Lutzenkirchen, or “P-Lutz” as I like to call him starting now, hasn’t exactly been the first choice for “breakout offensive star” over the summer; we’ve got five-star receivers, 290-pound running backs, All-American tackles, and the new-and-improved Jamarcus Russell to worry about. But hearing that P-Lutz has taken a big step forward is very, very good news for the offense. To wit:
1. We didn’t see it a whole lot last year since Trott was a much more effective blocker on the edge, but Malzahn’s offense at Tulsa routinely used a hand-on-the-ground tight end. If Lutzenkirchen’s bulked up enough to handle that role more often, it’s another wrinkle Malzahn can rely on, especially in the running game
2. We already know he has phenomenal hands, route-running, etc.; if he’s big enough to start blocking consistently, we’re talking about a complete, total-package tight end, and he’s only a true sophomore
3. Newton could use a security-blanket type possession guy in the middle of the field, right? Assuming you don’t slot Darvin Adams into this role, is there anyone else who fits the bill?
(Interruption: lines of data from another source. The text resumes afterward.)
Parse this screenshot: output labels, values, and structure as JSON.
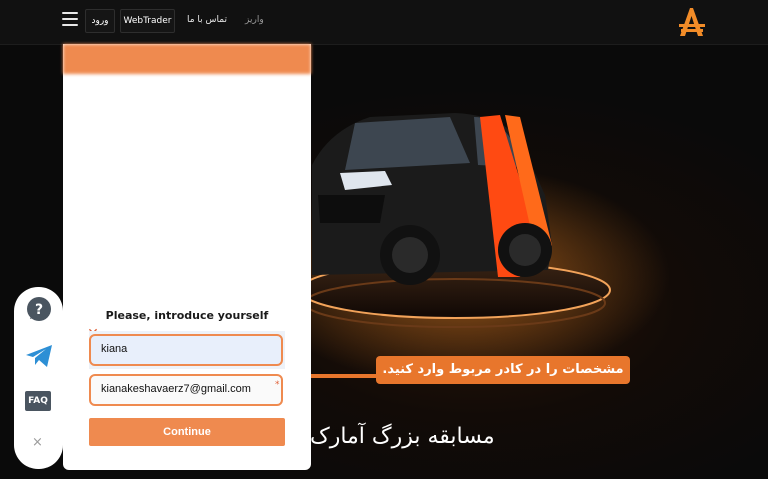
{
  "navbar": {
    "login_label": "ورود",
    "webtrader_label": "WebTrader",
    "contact_label": "تماس با ما",
    "deposit_label": "واریز"
  },
  "hero": {
    "title": "مسابقه بزرگ آمارک"
  },
  "callout": {
    "text": "مشخصات را در کادر مربوط وارد کنید."
  },
  "chat": {
    "intro": "Please, introduce yourself",
    "name_value": "kiana",
    "email_value": "kianakeshavaerz7@gmail.com",
    "required_mark": "*",
    "continue_label": "Continue"
  },
  "sidebar": {
    "faq_label": "FAQ",
    "close_label": "×"
  },
  "colors": {
    "accent": "#ef8a4f",
    "callout": "#e8762c",
    "brand": "#f28c28"
  }
}
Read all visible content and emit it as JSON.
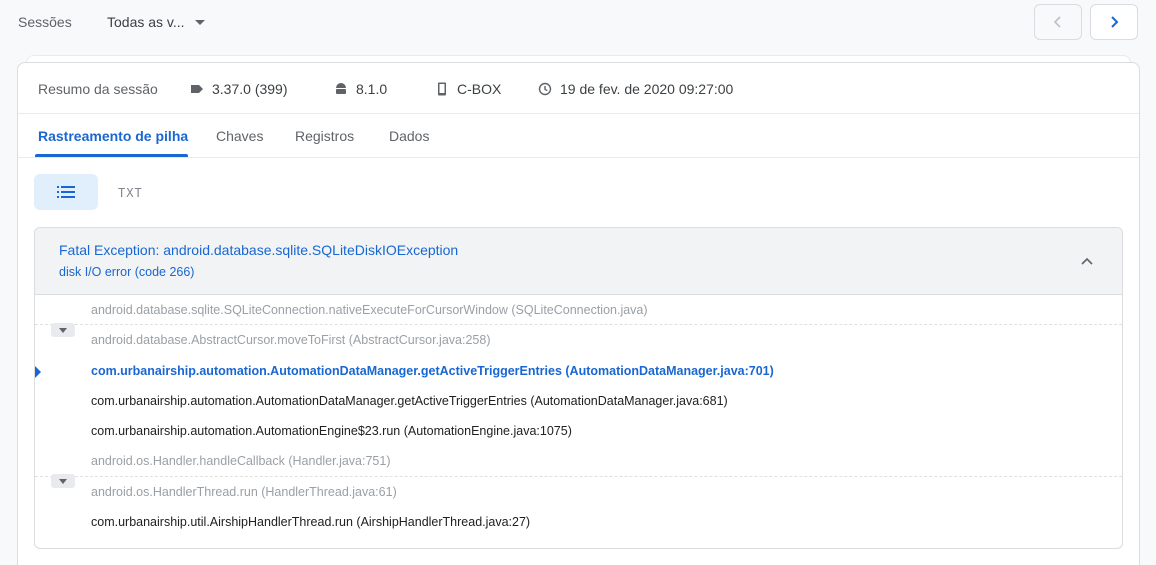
{
  "topbar": {
    "sessions_label": "Sessões",
    "filter_value": "Todas as v..."
  },
  "summary": {
    "title": "Resumo da sessão",
    "version": "3.37.0 (399)",
    "os_version": "8.1.0",
    "device": "C-BOX",
    "datetime": "19 de fev. de 2020 09:27:00"
  },
  "tabs": [
    {
      "label": "Rastreamento de pilha",
      "active": true
    },
    {
      "label": "Chaves",
      "active": false
    },
    {
      "label": "Registros",
      "active": false
    },
    {
      "label": "Dados",
      "active": false
    }
  ],
  "view": {
    "txt_label": "TXT"
  },
  "exception": {
    "title": "Fatal Exception: android.database.sqlite.SQLiteDiskIOException",
    "subtitle": "disk I/O error (code 266)"
  },
  "frames": [
    {
      "text": "android.database.sqlite.SQLiteConnection.nativeExecuteForCursorWindow (SQLiteConnection.java)",
      "style": "dim"
    },
    {
      "text": "android.database.AbstractCursor.moveToFirst (AbstractCursor.java:258)",
      "style": "dim"
    },
    {
      "text": "com.urbanairship.automation.AutomationDataManager.getActiveTriggerEntries (AutomationDataManager.java:701)",
      "style": "highlight"
    },
    {
      "text": "com.urbanairship.automation.AutomationDataManager.getActiveTriggerEntries (AutomationDataManager.java:681)",
      "style": "normal"
    },
    {
      "text": "com.urbanairship.automation.AutomationEngine$23.run (AutomationEngine.java:1075)",
      "style": "normal"
    },
    {
      "text": "android.os.Handler.handleCallback (Handler.java:751)",
      "style": "dim"
    },
    {
      "text": "android.os.HandlerThread.run (HandlerThread.java:61)",
      "style": "dim"
    },
    {
      "text": "com.urbanairship.util.AirshipHandlerThread.run (AirshipHandlerThread.java:27)",
      "style": "normal"
    }
  ],
  "colors": {
    "accent": "#1967d2",
    "dim_text": "#9aa0a6",
    "toggle_bg": "#e1effc"
  },
  "icons": {
    "prev": "chevron-left-icon",
    "next": "chevron-right-icon",
    "version": "tag-icon",
    "os": "android-icon",
    "device": "phone-icon",
    "datetime": "clock-icon",
    "list_view": "list-icon",
    "collapse": "chevron-up-icon"
  }
}
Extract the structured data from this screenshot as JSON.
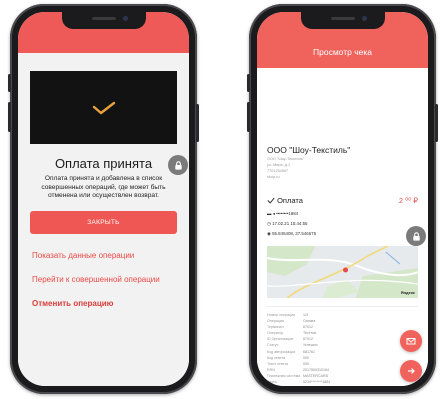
{
  "left_phone": {
    "title": "Оплата принята",
    "description": "Оплата принята и добавлена в список совершенных операций, где может быть отменена или осуществлен возврат.",
    "close_label": "ЗАКРЫТЬ",
    "links": [
      "Показать данные операции",
      "Перейти к совершенной операции",
      "Отменить операцию"
    ]
  },
  "right_phone": {
    "title": "Просмотр чека",
    "company": "ООО \"Шоу-Текстиль\"",
    "company_details": [
      "ООО \"Шоу-Текстиль\"",
      "ул. Мира, д.1",
      "7701234567",
      "shop.ru"
    ],
    "payment_label": "Оплата",
    "amount": "2 ⁰⁰ ₽",
    "card": "••••••••1884",
    "datetime": "17.02.21 15:44:55",
    "location": "55.845408, 37.546675",
    "map_brand": "Яндекс",
    "receipt_rows": [
      {
        "k": "Номер операции",
        "v": "1/3"
      },
      {
        "k": "Операция",
        "v": "Оплата"
      },
      {
        "k": "Терминал",
        "v": "67012"
      },
      {
        "k": "Оператор",
        "v": "Тесттов"
      },
      {
        "k": "ID Организации",
        "v": "67012"
      },
      {
        "k": "Статус",
        "v": "Успешно"
      },
      {
        "k": "Код авторизации",
        "v": "681761"
      },
      {
        "k": "Код ответа",
        "v": "000"
      },
      {
        "k": "Текст ответа",
        "v": "000"
      },
      {
        "k": "RRN",
        "v": "2017500310184"
      },
      {
        "k": "Платежная система",
        "v": "MASTERCARD"
      },
      {
        "k": "Карта",
        "v": "5224********1884"
      }
    ]
  },
  "colors": {
    "accent": "#ee5a57",
    "link": "#e84b48",
    "lock_badge": "#7b7b7b"
  },
  "icons": [
    "checkmark-icon",
    "lock-icon",
    "mail-icon",
    "arrow-right-icon",
    "check-icon",
    "card-icon",
    "clock-icon",
    "location-icon"
  ]
}
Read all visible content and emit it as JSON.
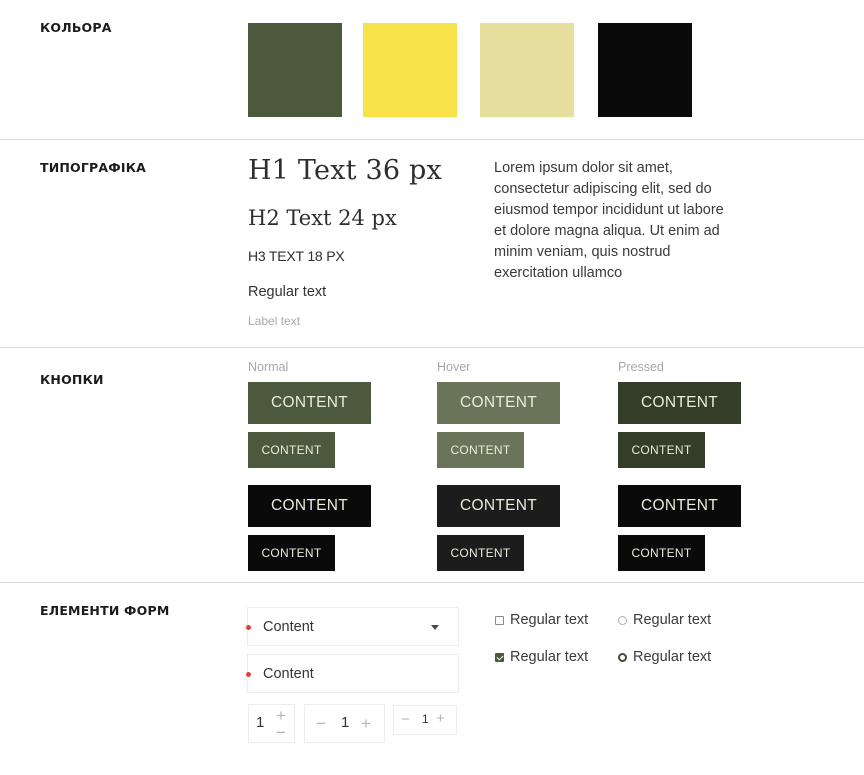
{
  "sections": {
    "colors": {
      "title": "КОЛЬОРА"
    },
    "typography": {
      "title": "ТИПОГРАФІКА"
    },
    "buttons": {
      "title": "КНОПКИ"
    },
    "forms": {
      "title": "ЕЛЕМЕНТИ ФОРМ"
    }
  },
  "palette": [
    {
      "name": "dark-olive",
      "hex": "#4b5a3c"
    },
    {
      "name": "yellow",
      "hex": "#f7e24a"
    },
    {
      "name": "pale-khaki",
      "hex": "#e6df9e"
    },
    {
      "name": "black",
      "hex": "#0a0a0a"
    }
  ],
  "typography": {
    "h1": "H1 Text 36 px",
    "h2": "H2 Text 24 px",
    "h3": "H3 TEXT 18 PX",
    "regular": "Regular text",
    "label": "Label text",
    "paragraph": "Lorem ipsum dolor sit amet, consectetur adipiscing elit, sed do eiusmod tempor incididunt ut labore et dolore magna aliqua. Ut enim ad minim veniam, quis nostrud exercitation ullamco"
  },
  "buttons": {
    "states": [
      "Normal",
      "Hover",
      "Pressed"
    ],
    "label": "CONTENT",
    "colors": {
      "primary": [
        "#4b5a3c",
        "#6a7458",
        "#333d28"
      ],
      "dark": [
        "#0a0a0a",
        "#1c1c1c",
        "#0a0a0a"
      ]
    }
  },
  "forms": {
    "select": {
      "value": "Content",
      "required": true
    },
    "input": {
      "value": "Content",
      "required": true
    },
    "checkboxes": [
      {
        "label": "Regular text",
        "checked": false
      },
      {
        "label": "Regular text",
        "checked": true
      }
    ],
    "radios": [
      {
        "label": "Regular text",
        "checked": false
      },
      {
        "label": "Regular text",
        "checked": true
      }
    ],
    "steppers": [
      {
        "value": "1",
        "plus": "+",
        "minus": "−"
      },
      {
        "value": "1",
        "plus": "+",
        "minus": "−"
      },
      {
        "value": "1",
        "plus": "+",
        "minus": "−"
      }
    ]
  },
  "colors": {
    "required_dot": "#e0423a",
    "divider": "#d9d9d9"
  }
}
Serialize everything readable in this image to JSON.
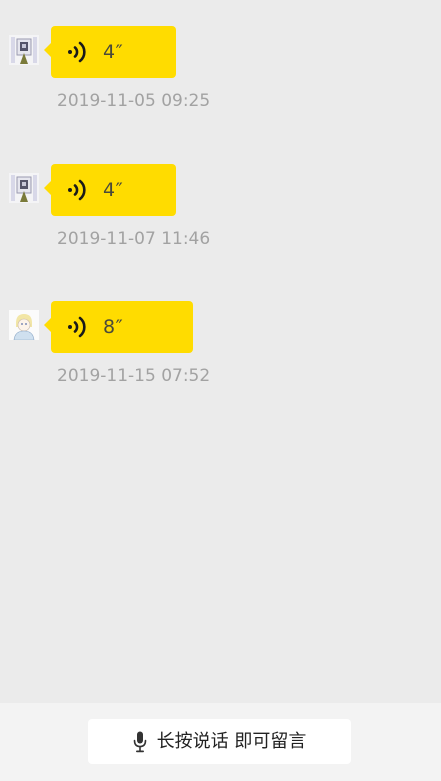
{
  "messages": [
    {
      "avatar": "user-avatar-1",
      "duration": "4″",
      "timestamp": "2019-11-05 09:25"
    },
    {
      "avatar": "user-avatar-1",
      "duration": "4″",
      "timestamp": "2019-11-07 11:46"
    },
    {
      "avatar": "user-avatar-2",
      "duration": "8″",
      "timestamp": "2019-11-15 07:52"
    }
  ],
  "footer": {
    "record_label": "长按说话 即可留言",
    "icon": "microphone-icon"
  },
  "colors": {
    "background": "#ebebeb",
    "bubble": "#ffdc00",
    "timestamp": "#a2a2a2",
    "footer": "#f3f3f3"
  }
}
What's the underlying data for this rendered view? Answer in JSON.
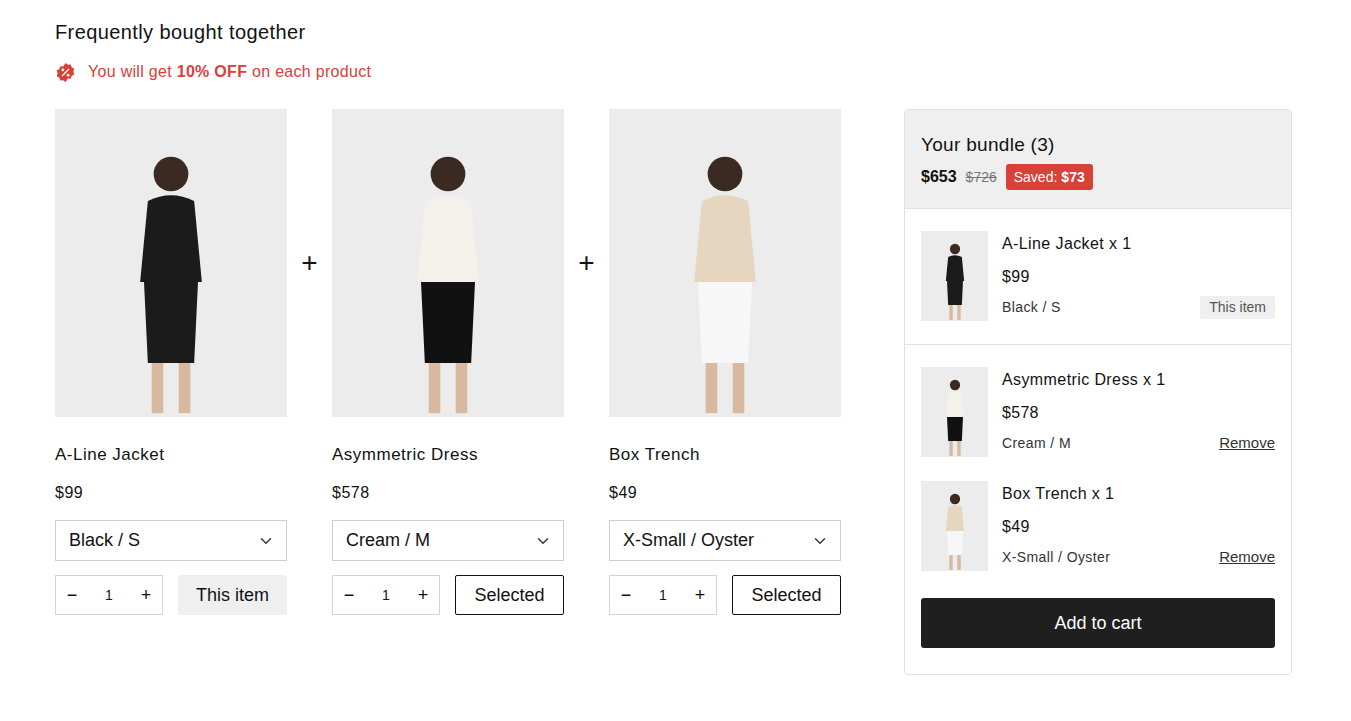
{
  "title": "Frequently bought together",
  "discount": {
    "prefix": "You will get ",
    "amount": "10% OFF",
    "suffix": " on each product"
  },
  "separator": "+",
  "quantity_controls": {
    "minus": "−",
    "plus": "+"
  },
  "products": [
    {
      "name": "A-Line Jacket",
      "price": "$99",
      "variant": "Black / S",
      "quantity": "1",
      "button": "This item",
      "kind": "current",
      "selected": true
    },
    {
      "name": "Asymmetric Dress",
      "price": "$578",
      "variant": "Cream / M",
      "quantity": "1",
      "button": "Selected",
      "kind": "option",
      "selected": true
    },
    {
      "name": "Box Trench",
      "price": "$49",
      "variant": "X-Small / Oyster",
      "quantity": "1",
      "button": "Selected",
      "kind": "option",
      "selected": true
    }
  ],
  "bundle": {
    "title": "Your bundle (3)",
    "price": "$653",
    "original_price": "$726",
    "saved_label": "Saved:",
    "saved_amount": "$73",
    "items": [
      {
        "name": "A-Line Jacket x 1",
        "price": "$99",
        "variant": "Black / S",
        "action": "This item",
        "kind": "current"
      },
      {
        "name": "Asymmetric Dress x 1",
        "price": "$578",
        "variant": "Cream / M",
        "action": "Remove",
        "kind": "option"
      },
      {
        "name": "Box Trench x 1",
        "price": "$49",
        "variant": "X-Small / Oyster",
        "action": "Remove",
        "kind": "option"
      }
    ],
    "button": "Add to cart"
  }
}
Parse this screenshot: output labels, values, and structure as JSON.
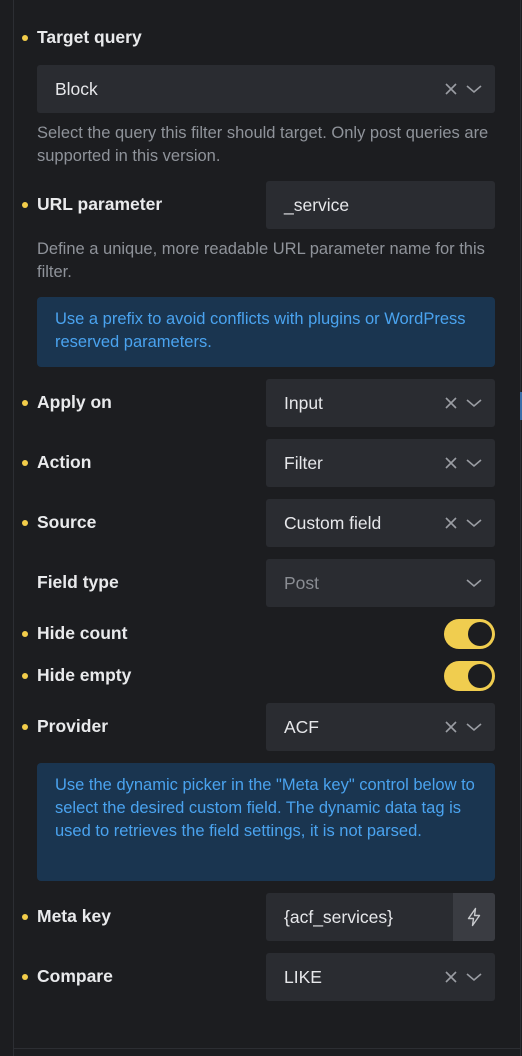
{
  "target_query": {
    "label": "Target query",
    "value": "Block",
    "help": "Select the query this filter should target. Only post queries are supported in this version."
  },
  "url_parameter": {
    "label": "URL parameter",
    "value": "_service",
    "help": "Define a unique, more readable URL parameter name for this filter.",
    "info": "Use a prefix to avoid conflicts with plugins or WordPress reserved parameters."
  },
  "apply_on": {
    "label": "Apply on",
    "value": "Input"
  },
  "action": {
    "label": "Action",
    "value": "Filter"
  },
  "source": {
    "label": "Source",
    "value": "Custom field"
  },
  "field_type": {
    "label": "Field type",
    "placeholder": "Post"
  },
  "hide_count": {
    "label": "Hide count",
    "enabled": true
  },
  "hide_empty": {
    "label": "Hide empty",
    "enabled": true
  },
  "provider": {
    "label": "Provider",
    "value": "ACF",
    "info": "Use the dynamic picker in the \"Meta key\" control below to select the desired custom field. The dynamic data tag is used to retrieves the field settings, it is not parsed."
  },
  "meta_key": {
    "label": "Meta key",
    "value": "{acf_services}",
    "button_icon": "bolt-icon"
  },
  "compare": {
    "label": "Compare",
    "value": "LIKE"
  },
  "colors": {
    "accent": "#f0cd4f",
    "info_bg": "#1a3550",
    "info_text": "#4aa3ef"
  }
}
The short version: P-Lutz’s hands are so good, if he can do the other stuff, we’re talking about having yet another serious weapon on the field for Malzahn to put to use … and he sounds pretty excited about the possibilities already. So I am too.
— Just as a general rule of thumb, I’m not going to care much whether a given practice was “full of energy” or “sluggish” or “kind of insane, Ziemba was tearing chunks of the turf up and throwing them around like King Kong swatting away biplanes.” (Well, I might care in that last instance.) Over the course of a month, Auburn’s going to have some good practices and some bad practices. It’ll happen. That one beat guy (Gribble? Can’t find it at the moment) said Chizik seemed legitimately pleased in their first three efforts was a little encouraging, but this one of the few notes we get that even I can’t seem to get all that interested in.
–Nothing really new on the safety front. Mike McNeil has had his turn to say he’s healthy, and Roof is still saying they’re “being smart” with them, which on the one hand would seem to indicate maybe they’re not totally 100 percent just yet … but on the other, it seems pretty clear at this point that Ikeem Means the wonder walk-on is the No. 4 in the pecking order, so they’re sinking or swimming with the three injury-returnees. I’m guessing they’ll be healthy enough and ready enough once the season starts, or Roof would be even more cagey (or “smart”, if you like) about it.
— No movement in the backup quarterback race, not surprisingly.
— Woodbery provides a useful look at Chizik’s “roster management” and specifically, the contrast between the ’06, ’07, ’09 and ’10 classes vs. the EPIC FAIL of the 2008 class, which–if you don’t count the JUCO and prep guys who re-signed later–has provided all of eight roster members and three–three!–contributors to date. There’s also this breakdown of roster members by signing class:
2005 — 12006 — 122007 — 132008 — 82009 — 182010 — 30
I know that thanks to attrition those numbers are always going to skew in favor of the more recent classes … but still, more than third of the entire team is either a true freshman or first-year JUCO. That’s less than desirable, I’d say.
*Fascinated, yes, but more excited about Michael Dyer. That a lot of Auburn fans seem more giddy about–and that more of the early press has focused on– Phillips rather than the five-star guy who could very well be the best Auburn back since Ronnie and Cadillac seems … odd. We’re Running Back U, not Third-and-Short Specialist Colossus U, as thrilling as the prospect of that colossus might be.